If I wanna go into medicine how about a course on alternative medicine (something different, but related) instead of a art class.
Because it goes back to Pope's absolutely correct point that so many kids at 18 or 19 don't have a clue what they want to do, and quite understandably, so it make sense to do a bunch of things - many of which won't necessarily be that interesting or relevant to what they end up doing - in order to find the one or two things that really do flick their switch, and give them a focus and direction. Just because you knew what you wanted to do doesn't mean that others do, and it doesn't make them better off or worse than you. Just different.

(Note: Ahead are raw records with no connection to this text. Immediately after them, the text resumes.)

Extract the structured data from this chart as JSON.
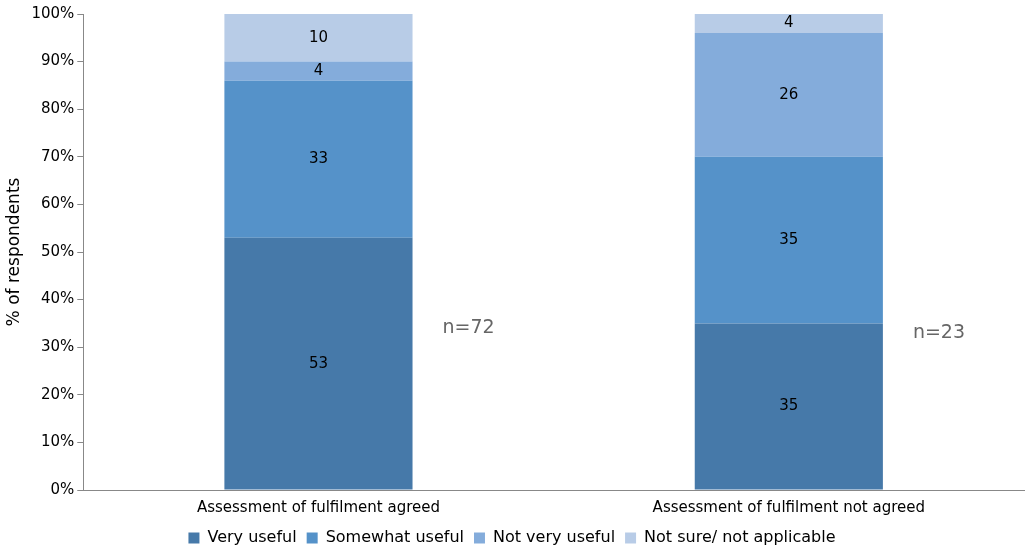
{
  "chart_data": {
    "type": "bar",
    "stacked": true,
    "ylabel": "% of respondents",
    "categories": [
      "Assessment of fulfilment agreed",
      "Assessment of fulfilment not agreed"
    ],
    "series": [
      {
        "name": "Very useful",
        "color": "#4679a9",
        "values": [
          53,
          35
        ]
      },
      {
        "name": "Somewhat useful",
        "color": "#5592c9",
        "values": [
          33,
          35
        ]
      },
      {
        "name": "Not very useful",
        "color": "#84acdb",
        "values": [
          4,
          26
        ]
      },
      {
        "name": "Not sure/ not applicable",
        "color": "#b8cce7",
        "values": [
          10,
          4
        ]
      }
    ],
    "ylim": [
      0,
      100
    ],
    "yticks": [
      {
        "value": 0,
        "label": "0%"
      },
      {
        "value": 10,
        "label": "10%"
      },
      {
        "value": 20,
        "label": "20%"
      },
      {
        "value": 30,
        "label": "30%"
      },
      {
        "value": 40,
        "label": "40%"
      },
      {
        "value": 50,
        "label": "50%"
      },
      {
        "value": 60,
        "label": "60%"
      },
      {
        "value": 70,
        "label": "70%"
      },
      {
        "value": 80,
        "label": "80%"
      },
      {
        "value": 90,
        "label": "90%"
      },
      {
        "value": 100,
        "label": "100%"
      }
    ],
    "grid": false,
    "legend": "bottom",
    "data_labels": true,
    "annotations": [
      "n=72",
      "n=23"
    ]
  }
}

And because it goes back to Alio's also absolutely correct point that even if you do end up following your chosen path you don't know what other apparently completely unconnected skills are going to come in useful in later life and in future roles, and just because Alio didn't pay attention in accounting and you didn't care about your electives doesn't mean that you won't need them in the future and regret not paying attention just like Alio, nor does it mean that others didn't pay attention and won't value them at some point in the future.
Education for education's sake is good. We need to stop tying everything that everyone does, especially kids in their late teens and early twenties, into hardline capitalistic values. Education in general makes people smarter, more inquisitive, more interesting and more rounded. It's a thing that as a society we should be encouraging and paying for.